A Very Important Read // REVIEW: If I Was Your Girl by Meredith Russo

Title: If I Was Your Girl
Author: Meredith Russo
Publication Date: Just 1st 2016
Publisher: Usborne Publishing
Part of a Series?: No, A Standalone
I Got A Copy Through: Usborne Publishing (THANK YOU!)
Buy Links: Amazon UK || Waterstones || Foyles || WHSmith || Wordery || The Book Depository || Amazon US || Barnes and Noble || Google Play Store || Kobo


Blurb Description: Selected as the launch title for the Zoella Book Club.
'Important and brave. Read this wonderful book, just read it.' -- Jennifer Niven, author of All the Bright Places
Amanda Hardy is the new girl at school.
Like everyone else, all she wants is to make friends and fit in. But Amanda is holding back. Even from Grant, the guy she's falling in love with.
Amanda has a secret.
At her old school, she used to be called Andrew. And secrets always have a way of getting out.
A book about loving yourself and being loved for who you really are.

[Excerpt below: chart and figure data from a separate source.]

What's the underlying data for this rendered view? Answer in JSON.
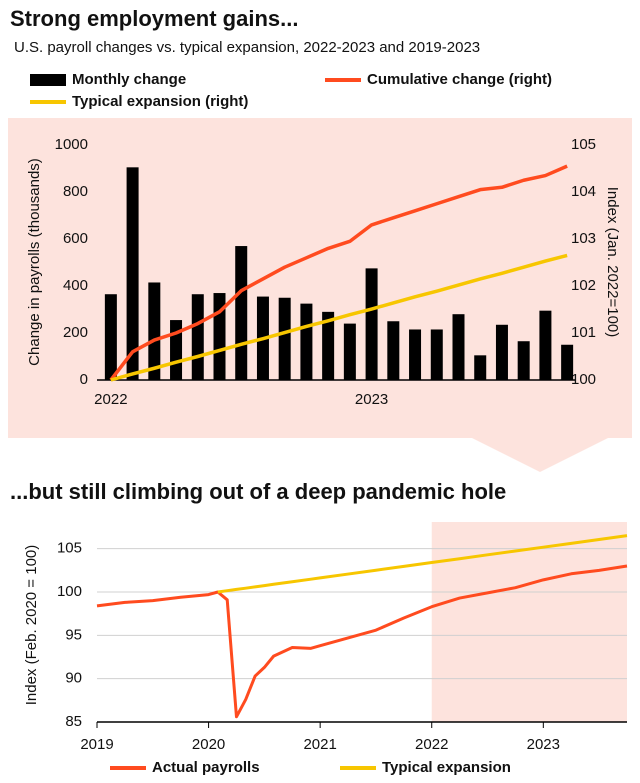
{
  "chart_data": [
    {
      "type": "bar",
      "title": "Strong employment gains...",
      "subtitle": "U.S. payroll changes vs. typical expansion, 2022-2023 and 2019-2023",
      "y_label": "Change in payrolls (thousands)",
      "y2_label": "Index (Jan. 2022=100)",
      "categories": [
        "2022",
        null,
        null,
        null,
        null,
        null,
        null,
        null,
        null,
        null,
        null,
        null,
        "2023",
        null,
        null,
        null,
        null,
        null,
        null,
        null,
        null,
        null
      ],
      "series": [
        {
          "name": "Monthly change",
          "type": "bar",
          "color": "#000000",
          "values": [
            365,
            905,
            415,
            255,
            365,
            370,
            570,
            355,
            350,
            325,
            290,
            240,
            475,
            250,
            215,
            215,
            280,
            105,
            235,
            165,
            295,
            150
          ]
        },
        {
          "name": "Cumulative change (right)",
          "type": "line",
          "axis": "y2",
          "color": "#ff4b1f",
          "values": [
            100,
            100.6,
            100.85,
            101.0,
            101.2,
            101.45,
            101.9,
            102.15,
            102.4,
            102.6,
            102.8,
            102.95,
            103.3,
            103.45,
            103.6,
            103.75,
            103.9,
            104.05,
            104.1,
            104.25,
            104.35,
            104.55
          ]
        },
        {
          "name": "Typical expansion (right)",
          "type": "line",
          "axis": "y2",
          "color": "#f7c600",
          "values": [
            100,
            100.13,
            100.25,
            100.38,
            100.5,
            100.63,
            100.76,
            100.88,
            101.01,
            101.14,
            101.26,
            101.39,
            101.51,
            101.64,
            101.77,
            101.89,
            102.02,
            102.15,
            102.27,
            102.4,
            102.53,
            102.65
          ]
        }
      ],
      "ylim": [
        0,
        1000
      ],
      "yticks": [
        0,
        200,
        400,
        600,
        800,
        1000
      ],
      "y2lim": [
        100,
        105
      ],
      "y2ticks": [
        100,
        101,
        102,
        103,
        104,
        105
      ],
      "grid": false
    },
    {
      "type": "line",
      "title": "...but still climbing out of a deep pandemic hole",
      "y_label": "Index (Feb. 2020 = 100)",
      "x": [
        2019.0,
        2019.25,
        2019.5,
        2019.75,
        2020.0,
        2020.083,
        2020.167,
        2020.25,
        2020.333,
        2020.417,
        2020.5,
        2020.583,
        2020.75,
        2020.917,
        2021.0,
        2021.25,
        2021.5,
        2021.75,
        2022.0,
        2022.25,
        2022.5,
        2022.75,
        2023.0,
        2023.25,
        2023.5,
        2023.75
      ],
      "series": [
        {
          "name": "Actual payrolls",
          "color": "#ff4b1f",
          "values": [
            98.4,
            98.8,
            99.0,
            99.4,
            99.7,
            100.0,
            99.1,
            85.6,
            87.6,
            90.3,
            91.3,
            92.6,
            93.6,
            93.5,
            93.8,
            94.7,
            95.6,
            97.0,
            98.3,
            99.3,
            99.9,
            100.5,
            101.4,
            102.1,
            102.5,
            103.0
          ]
        },
        {
          "name": "Typical expansion",
          "color": "#f7c600",
          "values": [
            null,
            null,
            null,
            null,
            null,
            100.0,
            100.15,
            100.3,
            100.44,
            100.59,
            100.74,
            100.89,
            101.18,
            101.48,
            101.63,
            102.07,
            102.51,
            102.96,
            103.4,
            103.84,
            104.29,
            104.73,
            105.17,
            105.61,
            106.06,
            106.5
          ]
        }
      ],
      "xlim": [
        2019,
        2023.75
      ],
      "xticks": [
        2019,
        2020,
        2021,
        2022,
        2023
      ],
      "ylim": [
        85,
        107.5
      ],
      "yticks": [
        85,
        90,
        95,
        100,
        105
      ],
      "shaded_range": [
        2022,
        2023.75
      ],
      "grid": true
    }
  ]
}
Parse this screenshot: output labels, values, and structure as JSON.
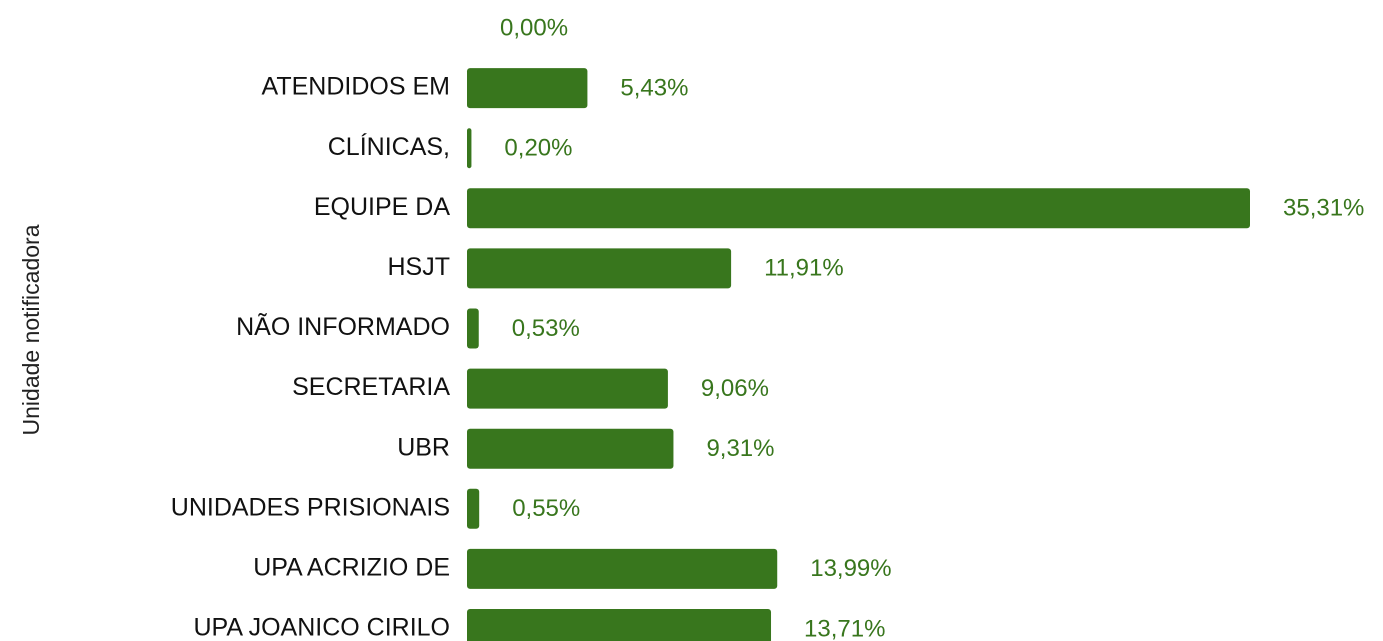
{
  "chart_data": {
    "type": "hbar",
    "y_label": "Unidade notificadora",
    "categories": [
      null,
      "ATENDIDOS EM",
      "CLÍNICAS,",
      "EQUIPE DA",
      "HSJT",
      "NÃO INFORMADO",
      "SECRETARIA",
      "UBR",
      "UNIDADES PRISIONAIS",
      "UPA ACRIZIO DE",
      "UPA JOANICO CIRILO"
    ],
    "values": [
      0,
      5.43,
      0.2,
      35.31,
      11.91,
      0.53,
      9.06,
      9.31,
      0.55,
      13.99,
      13.71
    ],
    "value_labels": [
      "0,00%",
      "5,43%",
      "0,20%",
      "35,31%",
      "11,91%",
      "0,53%",
      "9,06%",
      "9,31%",
      "0,55%",
      "13,99%",
      "13,71%"
    ],
    "color": "#38761d"
  }
}
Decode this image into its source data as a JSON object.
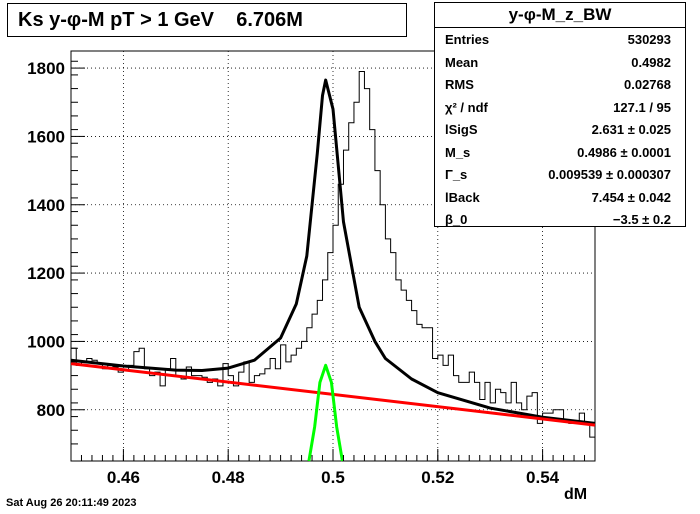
{
  "title": "Ks y-φ-M pT > 1 GeV    6.706M",
  "stats": {
    "title": "y-φ-M_z_BW",
    "rows": [
      {
        "label": "Entries",
        "value": "530293"
      },
      {
        "label": "Mean",
        "value": "0.4982"
      },
      {
        "label": "RMS",
        "value": "0.02768"
      },
      {
        "label": "χ² / ndf",
        "value": "127.1 / 95"
      },
      {
        "label": "lSigS",
        "value": "2.631 ± 0.025"
      },
      {
        "label": "M_s",
        "value": "0.4986 ± 0.0001"
      },
      {
        "label": "Γ_s",
        "value": "0.009539 ± 0.000307"
      },
      {
        "label": "lBack",
        "value": "7.454 ± 0.042"
      },
      {
        "label": "β_0",
        "value": "−3.5 ± 0.2"
      }
    ]
  },
  "footer": "Sat Aug 26 20:11:49 2023",
  "colors": {
    "histogram": "#000000",
    "total_fit": "#000000",
    "background_fit": "#ff0000",
    "signal_fit": "#00ff00"
  },
  "chart_data": {
    "type": "line",
    "xlabel": "dM",
    "ylabel": "",
    "xlim": [
      0.45,
      0.55
    ],
    "ylim": [
      650,
      1850
    ],
    "x_ticks": [
      "0.46",
      "0.48",
      "0.5",
      "0.52",
      "0.54"
    ],
    "y_ticks": [
      "800",
      "1000",
      "1200",
      "1400",
      "1600",
      "1800"
    ],
    "grid": true,
    "histogram": {
      "bin_width": 0.001,
      "x_start": 0.45,
      "values": [
        980,
        930,
        940,
        950,
        945,
        935,
        920,
        930,
        925,
        910,
        915,
        930,
        970,
        980,
        920,
        900,
        910,
        870,
        920,
        950,
        900,
        890,
        925,
        900,
        900,
        895,
        880,
        890,
        870,
        935,
        900,
        870,
        910,
        940,
        880,
        900,
        905,
        920,
        950,
        920,
        990,
        940,
        960,
        980,
        1000,
        1040,
        1080,
        1120,
        1180,
        1260,
        1340,
        1460,
        1560,
        1640,
        1700,
        1790,
        1740,
        1620,
        1500,
        1400,
        1300,
        1260,
        1180,
        1150,
        1120,
        1090,
        1050,
        1040,
        1040,
        950,
        960,
        930,
        960,
        900,
        880,
        880,
        910,
        880,
        830,
        880,
        820,
        860,
        850,
        820,
        880,
        820,
        800,
        840,
        850,
        760,
        790,
        790,
        800,
        800,
        770,
        760,
        760,
        790,
        760,
        720
      ]
    },
    "series": [
      {
        "color": "#000000",
        "type": "fit_total",
        "points": [
          [
            0.45,
            945
          ],
          [
            0.46,
            928
          ],
          [
            0.47,
            916
          ],
          [
            0.475,
            915
          ],
          [
            0.48,
            922
          ],
          [
            0.485,
            945
          ],
          [
            0.49,
            1010
          ],
          [
            0.493,
            1110
          ],
          [
            0.495,
            1250
          ],
          [
            0.497,
            1550
          ],
          [
            0.498,
            1720
          ],
          [
            0.4986,
            1765
          ],
          [
            0.5,
            1680
          ],
          [
            0.502,
            1350
          ],
          [
            0.505,
            1100
          ],
          [
            0.508,
            1000
          ],
          [
            0.51,
            950
          ],
          [
            0.515,
            890
          ],
          [
            0.52,
            850
          ],
          [
            0.53,
            805
          ],
          [
            0.54,
            778
          ],
          [
            0.55,
            760
          ]
        ]
      },
      {
        "color": "#ff0000",
        "type": "fit_background",
        "points": [
          [
            0.45,
            935
          ],
          [
            0.55,
            755
          ]
        ]
      },
      {
        "color": "#00ff00",
        "type": "fit_signal",
        "points": [
          [
            0.4954,
            650
          ],
          [
            0.4965,
            750
          ],
          [
            0.4975,
            880
          ],
          [
            0.4986,
            930
          ],
          [
            0.4997,
            880
          ],
          [
            0.5007,
            750
          ],
          [
            0.5018,
            650
          ]
        ]
      }
    ]
  }
}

First, I cannot stress the IMPORTANCE of reading and writing more books like If I Was Your Girl. I read books to understand myself better AND to understand the people I’m different from, as well as be able to relate to what they’re saying when I do talk to them.

NO AMOUNT of diverse books that you read is ever enough, and you (and I) should always be looking out for our next read.

Second, I had HIGH EXPECTATIONS from this book, because of what it stands for and also the GREAT things I heard from people who had read it.

If I Was Your Girl is centred around a transgender main character and the new life she is attempting to build for herself after the hate and discrimination she faced in her last school, as well as her suicide attempt.

All Amanda’s plans for her senior year in a new city is to keep her head down, pass by unnoticed and not get killed. Until, that is, she walks into school and the boys make a beeline to date her and the girls want to be her friend, and Amanda’s days of hiding are over, and living have begun.

I liked and also had slight problems with the same aspects in the book, so here goes:

1.       WHAT THIS BOOK IS ABOUT: Like I said before, I’M SO PROUD of what this book stands for. It handles a topic SO IMPORTANT to our society, that so many people go through and others should all support.

2.       GRANT:  He was an AWESOME SAUCE BOY. I loved when he burned the letter that Amanda gave him because nothing would stop him from liking Amanda – it just warmed my stone cold heard. Also, his home life and how he handled it all made me like him a whole lot more.

3.       BEE/ VIRGINIA: These were two of my FAVOURITE Secondary characters (despite the unmentionable horrible thing that Bee does) and I loved that they were both LGBTQIA as well! There were these amazing personalities and I instantly fell in love with their bold voices that flew off the page (unlike Amanda’s that took me a while to get used to!)

4.       THE SENSE THAT SOMETHING WAS MISSING: I’m going to try my best to explain this – but EVERY dialogue and relationship in this book felt like it was MISSING something. EVERYTHING about Amanda’s past was terrible and EVERYTHING about her new life was sunshine and rainbows. It felt like there was dialogue missing that made up the relationships in this book, missing backstory which I would have LOVED more of – just MISSING.

I’m not even sure if that makes sense, but I kept trying to see if there were pages in the middle that I missed out, because it all felt so abrupt. SO SO ABRUPT.

5.       THE LACK OF BACKGROUND: While Amanda’s past as Andrew was talked about in flashbacks – in a story like this I WOULD HAVE LOVED MORE. She kept making generalisations from how jocks like Parker were the kind that would “kill her” (?) and it sort of shocked me because WHAT. I then spent the rest of the book waiting for some backstory (and while I will admit Parker was a F**K) I didn’t read anything about a jock that wanted to kill her, which means it was just a STEREOTYPE IN A BOOK TRYING TO BREAK BARRIERS.  

Despite the problems I had with it, I would DEFINIELY recommend this book to EVERYONE because reading diverse books like this one are SO SO IMPORTANT, but I can’t help but wishing that it was a little better.

3 stars. 
Meredith Russo
MEREDITH RUSSO was born, raised, and lives in Tennessee. She started living as her true self in late 2013 and never looked back. If I Was Your Girl was partially inspired by her experiences as a trans woman. Like Amanda, Meredith is a gigantic nerd who spends a lot of her time obsessing over video games and Star Wars.
What was the last LGBT Book you read? What are some LGBT Books that I NEED to read?
Have you read If I Was Your Girl? What do you think of it?